There's been no sign of any decrease in U.S. crude inventories yet, so investors lack the confidence to take long positions.

U.S. stocks fell in volatile trading on Tuesday, with the S&P ending below 700 for the first time since October 1996, as persistent uncertainty about the amount of money needed to shore up the financial system overshadowed a hunt for bargains. <.N>

Global energy demand has collapsed as the deepening financial crisis threw major economies into a recession, causing oil prices to tumble nearly $110 since the peak last July, and OPEC to agree to a series of deep production cuts.

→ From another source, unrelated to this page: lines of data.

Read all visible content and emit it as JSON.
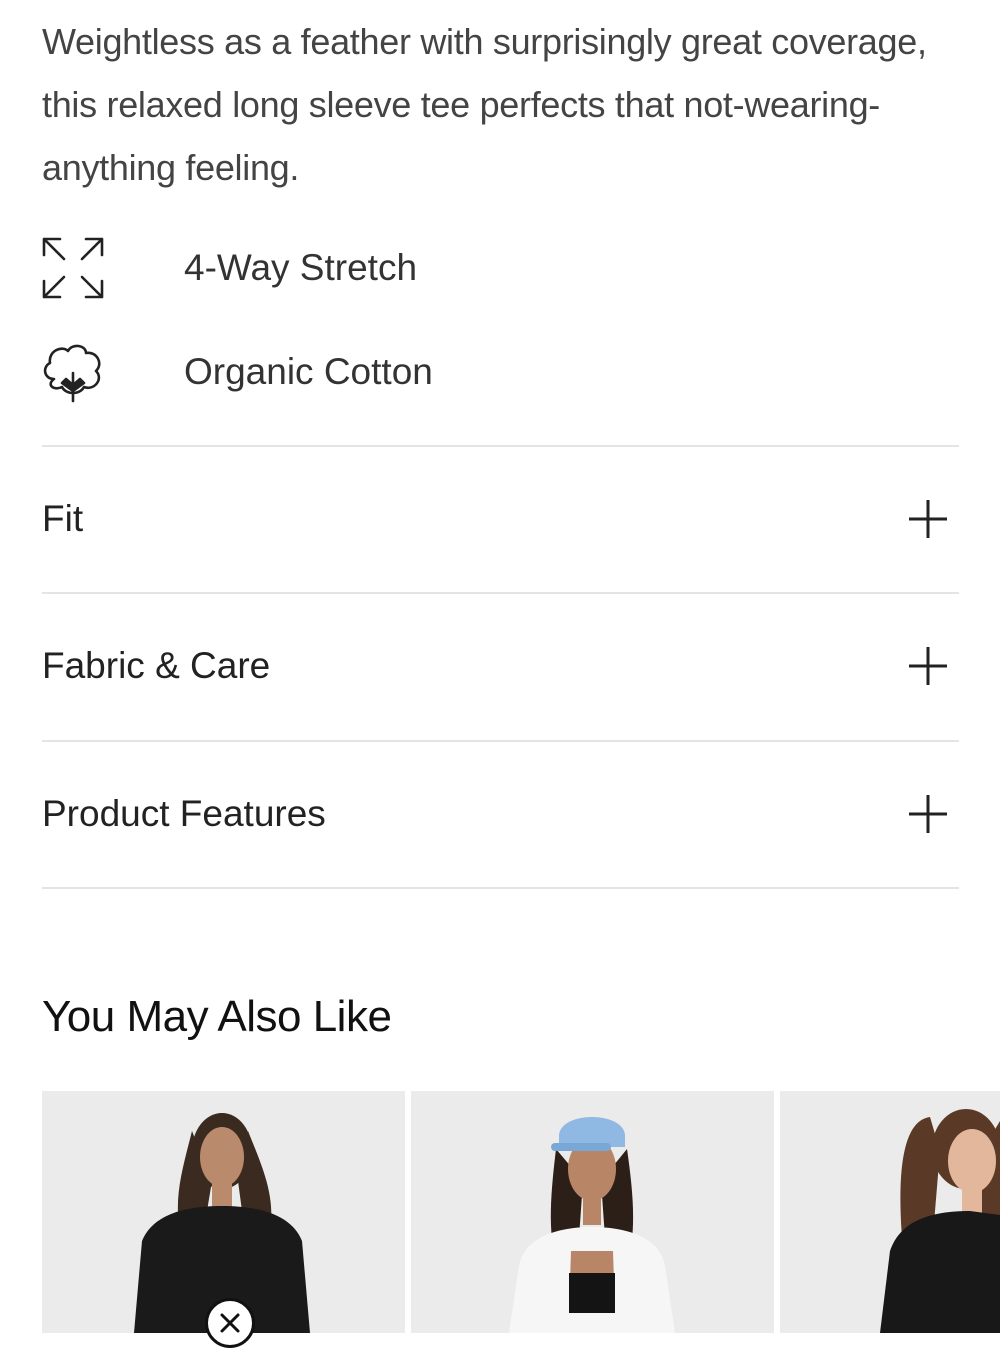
{
  "product": {
    "description": "Weightless as a feather with surprisingly great coverage, this relaxed long sleeve tee perfects that not-wearing-anything feeling.",
    "features": [
      {
        "icon": "stretch-arrows-icon",
        "label": "4-Way Stretch"
      },
      {
        "icon": "cotton-boll-icon",
        "label": "Organic Cotton"
      }
    ]
  },
  "accordion": {
    "items": [
      {
        "label": "Fit",
        "icon": "plus-icon"
      },
      {
        "label": "Fabric & Care",
        "icon": "plus-icon"
      },
      {
        "label": "Product Features",
        "icon": "plus-icon"
      }
    ]
  },
  "recommendations": {
    "title": "You May Also Like",
    "cards": [
      {
        "image": "model-black-long-sleeve-tee"
      },
      {
        "image": "model-blue-cap-white-shirt"
      },
      {
        "image": "model-black-tee"
      }
    ],
    "close_icon": "close-icon"
  },
  "colors": {
    "text": "#444444",
    "divider": "#e4e4e4",
    "card_bg": "#ececec"
  }
}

Further reductions are expected when the group next meets on March 15.

Compliance with previous cuts has been strong, with OPEC oil supply down in February for the sixth-straight month, although output remained above target levels, a Reuters survey showed.

Libya's top OPEC official, Shokri Ghanem, said markets were still oversupplied, and the exporter group needed to reduce output, either through better compliance with existing supply curbs or a new cutback.

But OPEC President Jose Botelho de Vasconcelos said the cartel had yet to decide whether to cut output further when it meets.

U.S. crude oil stockpiles dipped 463,000 barrels last week amid lower import levels and higher demand from refiners, the industry group American Petroleum Institute said on Tuesday.

The EIA will release its inventory report for last week later on Wednesday, and crude oil supplies are forecast to have risen 1.2 million barrels, according to a Reuters poll.

Oil traders consider the API report to be less accurate than the EIA data, which requires energy firms to respond to their weekly survey.

The market will also eye the release of key U.S. economic data, including the ADP employment report for February at 1315 GMT, and February non-farm payrolls data on Friday. Both sets of figures are expected to reflect rising unemployment in the economy.

We expect oil to trade in the $35-$45 range, Hasegawa said. If we see a continued increase in U.S. crude stocks, oil could break below $35, but at that level, we would see some buying interest emerging.